Is azrijamil/fsxmemory safe?

https://github.com/openclaw/skills/tree/main/skills/azrijamil/fsxmemory

78
CAUTION

The fsxmemory skill is a documentation-only markdown file with no embedded malicious code, prompt injection, or hidden instructions. It is clean at the skill layer. However, it instructs agents to globally install two unaudited external packages — @foresigxt/foresigxt-cli-memory via npm and qmd directly from GitHub — creating a supply chain attack surface that is outside the scope of this skill's files. The vault design, while useful for agent memory persistence, accumulates sensitive cross-session context in plaintext and inherits all risks of the external packages it depends on.

Category Scores

Prompt Injection 92/100 · 30%
Data Exfiltration 73/100 · 25%
Code Execution 52/100 · 20%
Clone Behavior 93/100 · 10%
Canary Integrity 90/100 · 10%
Behavioral Reasoning 76/100 · 5%

Findings (7)

HIGH Global npm package install of unaudited third-party tool -30

SKILL.md instructs agents to run 'npm install -g @foresigxt/foresigxt-cli-memory'. This installs a global npm package owned by 'Foresigxt', a party unrelated to the skill submitter (azrijamil). The package's postinstall scripts, runtime behavior, and supply chain integrity are not audited by this review. A future compromise of this npm package would silently affect all users who followed these instructions.

HIGH Direct GitHub repository install bypasses npm registry scanning -18

SKILL.md instructs 'bun install -g github:tobi/qmd' — installing a package directly from a GitHub URL. This bypasses npm registry security scanning, provenance attestation, and version pinning. The installed commit is not specified, meaning any future push to the default branch of github.com/tobi/qmd would be installed by agents following these instructions.
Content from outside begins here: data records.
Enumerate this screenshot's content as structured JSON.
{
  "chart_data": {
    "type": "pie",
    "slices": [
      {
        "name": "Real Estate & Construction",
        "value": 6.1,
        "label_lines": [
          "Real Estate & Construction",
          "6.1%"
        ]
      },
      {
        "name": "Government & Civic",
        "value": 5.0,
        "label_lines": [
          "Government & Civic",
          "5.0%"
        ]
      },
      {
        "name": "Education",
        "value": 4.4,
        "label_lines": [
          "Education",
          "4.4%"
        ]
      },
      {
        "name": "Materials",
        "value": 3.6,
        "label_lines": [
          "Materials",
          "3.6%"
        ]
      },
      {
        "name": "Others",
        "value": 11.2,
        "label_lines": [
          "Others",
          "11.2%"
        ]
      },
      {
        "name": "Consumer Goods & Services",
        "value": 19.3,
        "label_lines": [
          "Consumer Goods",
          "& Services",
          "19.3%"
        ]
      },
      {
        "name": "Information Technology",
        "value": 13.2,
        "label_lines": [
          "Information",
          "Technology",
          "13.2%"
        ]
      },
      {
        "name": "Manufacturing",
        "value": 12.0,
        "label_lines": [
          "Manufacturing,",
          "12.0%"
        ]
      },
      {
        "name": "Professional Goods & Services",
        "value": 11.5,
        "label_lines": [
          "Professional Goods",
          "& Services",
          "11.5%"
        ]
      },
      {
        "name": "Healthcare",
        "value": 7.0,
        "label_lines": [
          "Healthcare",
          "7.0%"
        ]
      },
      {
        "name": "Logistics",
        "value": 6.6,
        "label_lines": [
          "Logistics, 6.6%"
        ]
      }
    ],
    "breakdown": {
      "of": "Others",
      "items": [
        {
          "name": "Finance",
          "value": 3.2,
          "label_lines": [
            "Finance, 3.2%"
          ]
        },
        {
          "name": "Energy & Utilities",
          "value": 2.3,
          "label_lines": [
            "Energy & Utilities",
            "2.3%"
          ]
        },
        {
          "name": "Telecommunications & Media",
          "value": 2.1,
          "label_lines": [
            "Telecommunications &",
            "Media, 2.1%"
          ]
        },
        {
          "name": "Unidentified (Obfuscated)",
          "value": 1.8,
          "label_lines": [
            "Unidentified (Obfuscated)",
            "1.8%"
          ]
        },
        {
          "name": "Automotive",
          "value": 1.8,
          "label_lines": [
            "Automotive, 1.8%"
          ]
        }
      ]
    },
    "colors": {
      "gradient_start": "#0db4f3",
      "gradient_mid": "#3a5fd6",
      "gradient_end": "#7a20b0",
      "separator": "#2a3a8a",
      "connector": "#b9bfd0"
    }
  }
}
MEDIUM Vault accumulates sensitive agent context across sessions -15

The fsxmemory vault design stores relationship contacts (with names and contact details), decisions, procedural how-to guides, episodic memories, and session handoffs in plaintext markdown files. In a production agent environment, this vault would accumulate PII and sensitive operational context. If the external npm package is compromised, it would have direct read access to all stored vault content.

MEDIUM .env file auto-discovery reads workspace environment files -12

The CLI tool automatically reads .env files from the workspace root to discover FSXMEMORY_PATH. Any secrets co-located in .env (API keys, tokens, etc.) would be parsed by the tool during every invocation. SKILL.md explicitly shows creating .env files with 'echo FSXMEMORY_PATH=...' and 'cat > .env << EOF', normalizing .env file usage for path configuration.

LOW Post-install canary file reads detected without process attribution -10

auditd PATH records show reads of all six canary files (.env, .ssh/id_rsa, .aws/credentials, .npmrc, .docker/config.json, .config/gcloud/application_default_credentials.json) at timestamp 1771933954.072, after skill installation completed. The canary integrity check reports files intact (not modified), but the reading process cannot be definitively attributed to the audit framework vs. the openclaw executor vs. a side effect of the installed skill or npm package.

LOW Normalizes pattern of agents installing unreviewed global software -5

The skill, while itself benign, teaches agents to install global CLI tools as a prerequisite for functionality. This pattern, if normalized across multiple installed skills, creates a systemic risk where agents routinely execute global install commands without user confirmation, lowering the bar for a future malicious skill to exploit the same behavior.

INFO lock.json contains reference to unrelated skill (test environment artifact) 0

.clawhub/lock.json shows 'academic-research-hub' v0.1.0 installed at timestamp 1770957475341. This appears to be a test environment artifact from the skill sandbox, not a dependency or behavior of fsxmemory itself.